I am often asked for benchmark goals newsagents ought to aim for. Here are some benchmarks I have developed in my work with newsXpress and through Tower Systems:
- Gross profit: this is the goal gross profit for all product sales not taking into account any revenue or costs related to any agency business. The traditional newsagency average sits at 28% to 32%. For a newsagency focused on the future, the goal has to be at least 45%.
- Ratio of Gift revenue to Card revenue: 50% minimum. The goal ought to be 100% or more. If you do $100K a year in cards, target to do $100K in gifts, or more.
- Revenue per employee – $250 an hour minimum not including agency revenue. This is a contentious KPI. If you think it is not for you, work the numbers back and see what your number needs to be based on each labour hour in the business.
- Revenue PSQM $4,500 – $8,500 depending on country vs. city / high street to shopping centre and depending of product mix. Higher GP lower revenue required.
- Overall revenue mix percentage targets: Cards: 25%; Gifts/toys/plush: 25%; Stat: 10%; magazines/newspapers: 20%; other: 15%.

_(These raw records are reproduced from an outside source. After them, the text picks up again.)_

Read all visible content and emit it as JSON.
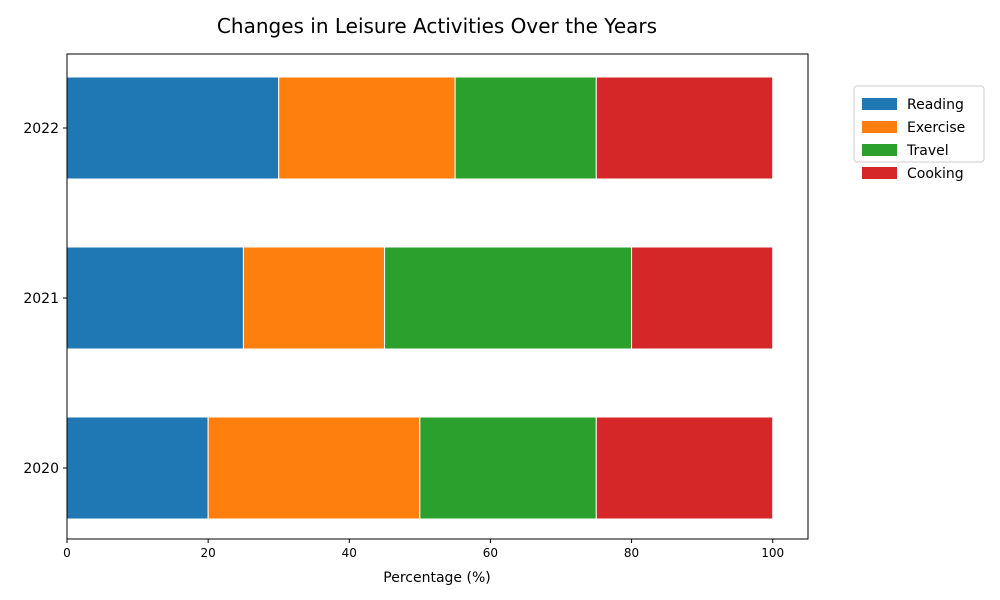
{
  "chart_data": {
    "type": "bar",
    "orientation": "horizontal",
    "stacked": true,
    "title": "Changes in Leisure Activities Over the Years",
    "xlabel": "Percentage (%)",
    "ylabel": "",
    "xlim": [
      0,
      105
    ],
    "xticks": [
      0,
      20,
      40,
      60,
      80,
      100
    ],
    "categories": [
      "2020",
      "2021",
      "2022"
    ],
    "series": [
      {
        "name": "Reading",
        "color": "#1f77b4",
        "values": [
          20,
          25,
          30
        ]
      },
      {
        "name": "Exercise",
        "color": "#ff7f0e",
        "values": [
          30,
          20,
          25
        ]
      },
      {
        "name": "Travel",
        "color": "#2ca02c",
        "values": [
          25,
          35,
          20
        ]
      },
      {
        "name": "Cooking",
        "color": "#d62728",
        "values": [
          25,
          20,
          25
        ]
      }
    ],
    "grid": false,
    "legend_position": "outside-top-right"
  }
}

- FLOORSPACE ALLOCATION: Cards: 25%; Gifts/toys/plush: 25%; Stat: 8%; magazines/newspapers: 15%; other products: 15%; office/back room / counter: 12%. It’s rare you make money from an office or store room.
- Mark-up goals: Stationery: 125%; Gifts 110%; plush: 110%.
- Occupancy cost: between 9% and 11% of revenue where revenue is product revenue plus commission from agency lines. Location and situation are a big factor in this benchmark. For example, a large shopping centre business will have a higher cost than a high street situation.
- Labour cost: between 9% and 11% of revenue where revenue is product revenue plus commission from agency lines. Labour cost should include fair market costs for all who work in the business. (See above).
Footnote: I founded Tower Systems in 1981. That company now serves in excess of 1,750 newsagents as customers with its newsagency software. In 2005, I joined newsXpress. That newsagency marketing group now serves 243 retail businesses with a traffic and revenue growth strategy.